Fig. 2: GBM cells display augmented apoptotic response upon chaetocin and TRAIL combinatorial treatment.

a Caspase-3/7 activity analyses of U87MG cells upon chaetocin (100 nM) and TRAIL (100 ng/ml) combinatorial treatment. Data were normalized to untreated control cells. b Western blot analyses of U87MG cells for cleaved Casp8, Bid, t-Bid, Casp3 and PARP after pretreatment with chaetocin (100 nM for 24 h) followed by 6 h TRAIL (100 ng/ml) treatment. α-tubulin was shown as protein loading control. c Terminal deoxynucleotidyl transferase dUTP nick end labeling (TUNEL) assay on U87MG cells showing increased DNA fragmentation upon chaetocin (100 nM) and TRAIL (100 ng/ml) combinatorial treatment for 24 h. Blue: DAPI staining nuclei, Green: TUNEL (+) cells. Scale bar: 100 µm. d Quantification of TUNEL staining by ImageJ program through counting TUNEL (+) cells with green fluorescence. e YO-PRO-1 and PI staining upon chaetocin (100 nM) and TRAIL (100 ng/ml) combinatorial treatment of U87MG cells for 24 h. Green: YO-PRO-1 staining apoptotic cells, Red: PI staining dead/necrotic cells. Scale bar: 200 µm. f Quantification of YO-PRO-1/PI staining by ImageJ program through counting green and red fluorescence positive cells. g Flow cytometric analysis of Annexin V/PI stained U87MG cells upon chaetocin (100 nM) and TRAIL (100 ng/ml) combinatorial treatment for 24 h. h Quantification of flow cytometry data showing marked increase in apoptotic cell populations upon combinatorial treatment.

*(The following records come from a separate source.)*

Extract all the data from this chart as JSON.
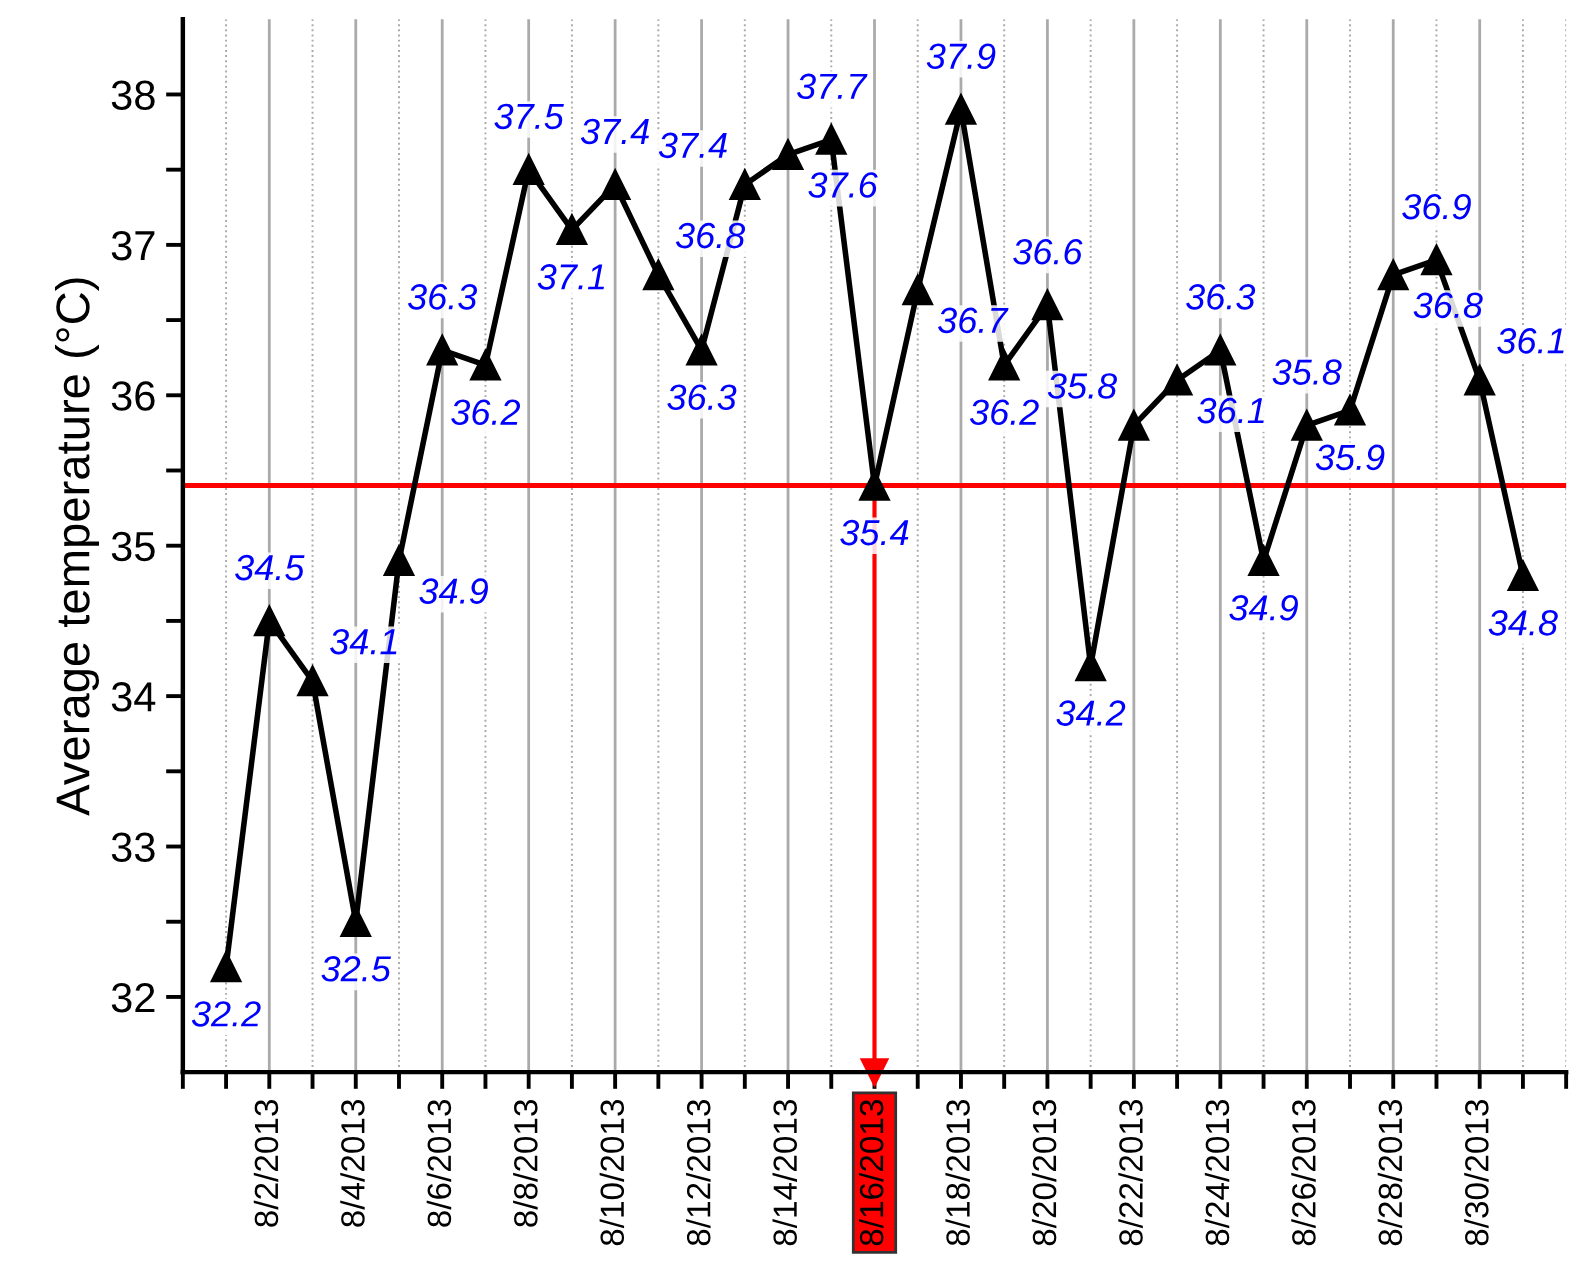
{
  "chart_data": {
    "type": "line",
    "ylabel": "Average temperature (°C)",
    "x": [
      "2013-08-01",
      "2013-08-02",
      "2013-08-03",
      "2013-08-04",
      "2013-08-05",
      "2013-08-06",
      "2013-08-07",
      "2013-08-08",
      "2013-08-09",
      "2013-08-10",
      "2013-08-11",
      "2013-08-12",
      "2013-08-13",
      "2013-08-14",
      "2013-08-15",
      "2013-08-16",
      "2013-08-17",
      "2013-08-18",
      "2013-08-19",
      "2013-08-20",
      "2013-08-21",
      "2013-08-22",
      "2013-08-23",
      "2013-08-24",
      "2013-08-25",
      "2013-08-26",
      "2013-08-27",
      "2013-08-28",
      "2013-08-29",
      "2013-08-30",
      "2013-08-31"
    ],
    "series": [
      {
        "color": "#000000",
        "values": [
          32.2,
          34.5,
          34.1,
          32.5,
          34.9,
          36.3,
          36.2,
          37.5,
          37.1,
          37.4,
          36.8,
          36.3,
          37.4,
          37.6,
          37.7,
          35.4,
          36.7,
          37.9,
          36.2,
          36.6,
          34.2,
          35.8,
          36.1,
          36.3,
          34.9,
          35.8,
          35.9,
          36.8,
          36.9,
          36.1,
          34.8
        ]
      }
    ],
    "marker": "triangle",
    "line_style": "solid",
    "data_labels": true,
    "xlim": [
      "2013-07-31",
      "2013-09-01"
    ],
    "xticks": [
      {
        "value": "2013-07-31",
        "label": null
      },
      {
        "value": "2013-08-01",
        "label": null
      },
      {
        "value": "2013-08-02",
        "label": "8/2/2013"
      },
      {
        "value": "2013-08-03",
        "label": null
      },
      {
        "value": "2013-08-04",
        "label": "8/4/2013"
      },
      {
        "value": "2013-08-05",
        "label": null
      },
      {
        "value": "2013-08-06",
        "label": "8/6/2013"
      },
      {
        "value": "2013-08-07",
        "label": null
      },
      {
        "value": "2013-08-08",
        "label": "8/8/2013"
      },
      {
        "value": "2013-08-09",
        "label": null
      },
      {
        "value": "2013-08-10",
        "label": "8/10/2013"
      },
      {
        "value": "2013-08-11",
        "label": null
      },
      {
        "value": "2013-08-12",
        "label": "8/12/2013"
      },
      {
        "value": "2013-08-13",
        "label": null
      },
      {
        "value": "2013-08-14",
        "label": "8/14/2013"
      },
      {
        "value": "2013-08-15",
        "label": null
      },
      {
        "value": "2013-08-16",
        "label": "8/16/2013"
      },
      {
        "value": "2013-08-17",
        "label": null
      },
      {
        "value": "2013-08-18",
        "label": "8/18/2013"
      },
      {
        "value": "2013-08-19",
        "label": null
      },
      {
        "value": "2013-08-20",
        "label": "8/20/2013"
      },
      {
        "value": "2013-08-21",
        "label": null
      },
      {
        "value": "2013-08-22",
        "label": "8/22/2013"
      },
      {
        "value": "2013-08-23",
        "label": null
      },
      {
        "value": "2013-08-24",
        "label": "8/24/2013"
      },
      {
        "value": "2013-08-25",
        "label": null
      },
      {
        "value": "2013-08-26",
        "label": "8/26/2013"
      },
      {
        "value": "2013-08-27",
        "label": null
      },
      {
        "value": "2013-08-28",
        "label": "8/28/2013"
      },
      {
        "value": "2013-08-29",
        "label": null
      },
      {
        "value": "2013-08-30",
        "label": "8/30/2013"
      },
      {
        "value": "2013-08-31",
        "label": null
      },
      {
        "value": "2013-09-01",
        "label": null
      }
    ],
    "ylim": [
      31.5,
      38.5
    ],
    "yticks": [
      32,
      {
        "value": 32.5,
        "label": null
      },
      33,
      {
        "value": 33.5,
        "label": null
      },
      34,
      {
        "value": 34.5,
        "label": null
      },
      35,
      {
        "value": 35.5,
        "label": null
      },
      36,
      {
        "value": 36.5,
        "label": null
      },
      37,
      {
        "value": 37.5,
        "label": null
      },
      38
    ],
    "grid": "x",
    "ref_lines": [
      {
        "axis": "y",
        "value": 35.4,
        "color": "#ff0000"
      },
      {
        "axis": "x",
        "value": "2013-08-16",
        "color": "#ff0000"
      }
    ]
  }
}
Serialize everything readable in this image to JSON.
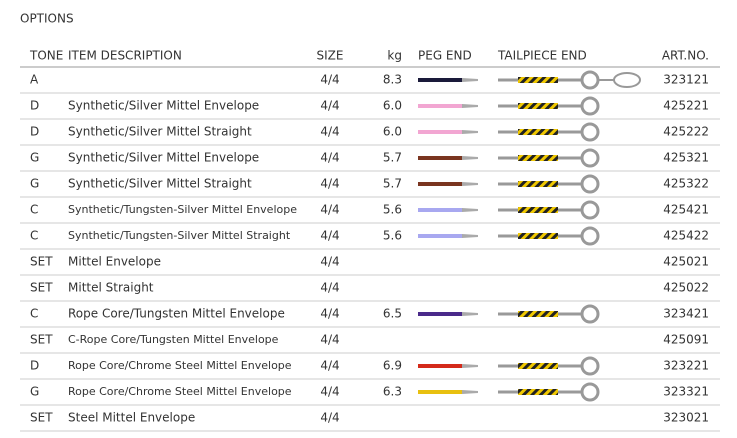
{
  "title": "OPTIONS",
  "table": {
    "header": [
      "TONE",
      "ITEM DESCRIPTION",
      "SIZE",
      "kg",
      "PEG END",
      "TAILPIECE END",
      "ART.NO."
    ],
    "rows": [
      {
        "tone": "A",
        "description": null,
        "size": "4/4",
        "kg": "8.3",
        "peg_color": "#1a1a3a",
        "art_no": "323121"
      },
      {
        "tone": "D",
        "description": "Synthetic/Silver Mittel Envelope",
        "size": "4/4",
        "kg": "6.0",
        "peg_color": "#f2a6d2",
        "art_no": "425221"
      },
      {
        "tone": "D",
        "description": "Synthetic/Silver Mittel Straight",
        "size": "4/4",
        "kg": "6.0",
        "peg_color": "#f2a6d2",
        "art_no": "425222"
      },
      {
        "tone": "G",
        "description": "Synthetic/Silver Mittel Envelope",
        "size": "4/4",
        "kg": "5.7",
        "peg_color": "#7a3520",
        "art_no": "425321"
      },
      {
        "tone": "G",
        "description": "Synthetic/Silver Mittel Straight",
        "size": "4/4",
        "kg": "5.7",
        "peg_color": "#7a3520",
        "art_no": "425322"
      },
      {
        "tone": "C",
        "description": "Synthetic/Tungsten-Silver Mittel Envelope",
        "size": "4/4",
        "kg": "5.6",
        "peg_color": "#a8a8f0",
        "art_no": "425421"
      },
      {
        "tone": "C",
        "description": "Synthetic/Tungsten-Silver Mittel Straight",
        "size": "4/4",
        "kg": "5.6",
        "peg_color": "#a8a8f0",
        "art_no": "425422"
      },
      {
        "tone": "SET",
        "description": "Mittel Envelope",
        "size": "4/4",
        "kg": null,
        "peg_color": null,
        "art_no": "425021"
      },
      {
        "tone": "SET",
        "description": "Mittel Straight",
        "size": "4/4",
        "kg": null,
        "peg_color": null,
        "art_no": "425022"
      },
      {
        "tone": "C",
        "description": "Rope Core/Tungsten Mittel Envelope",
        "size": "4/4",
        "kg": "6.5",
        "peg_color": "#4a2a8a",
        "art_no": "323421"
      },
      {
        "tone": "SET",
        "description": "C-Rope Core/Tungsten Mittel Envelope",
        "size": "4/4",
        "kg": null,
        "peg_color": null,
        "art_no": "425091"
      },
      {
        "tone": "D",
        "description": "Rope Core/Chrome Steel Mittel Envelope",
        "size": "4/4",
        "kg": "6.9",
        "peg_color": "#d42a1a",
        "art_no": "323221"
      },
      {
        "tone": "G",
        "description": "Rope Core/Chrome Steel Mittel Envelope",
        "size": "4/4",
        "kg": "6.3",
        "peg_color": "#e8c010",
        "art_no": "323321"
      },
      {
        "tone": "SET",
        "description": "Steel Mittel Envelope",
        "size": "4/4",
        "kg": null,
        "peg_color": null,
        "art_no": "323021"
      }
    ]
  }
}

Data were normalized to total number of cells under each condition. i Cell viability analysis U87MG cells pretreated with caspase inhibitors (20 µM for 24 h) followed by chaetocin (100 nM) and TRAIL (100 ng/ml) treatment for 24 h in presence of inhibitors. Z-FA-FMK: negative control, Z-VAD-FMK: general caspase inhibitor. j Western blot analyses of U87MG cells showing individual stable CRISPR knockouts of DR5, BID, and Casp8, as well as double knock out Casp3/7 genes. GFP targeting guide RNA (g-GFP) was used as negative control for CRISPR assay. α-tubulin was shown as protein loading control. k Viability analysis of CRISPR edited U87MG cells upon combinatorial treatment with chaetocin (100 nM) and TRAIL (100 ng/ml) for 24 h. Data were normalized to untreated control. ((*) and (***) denote P < 0.05 and P < 0.001, respectively, two-tailed Student’s t-test).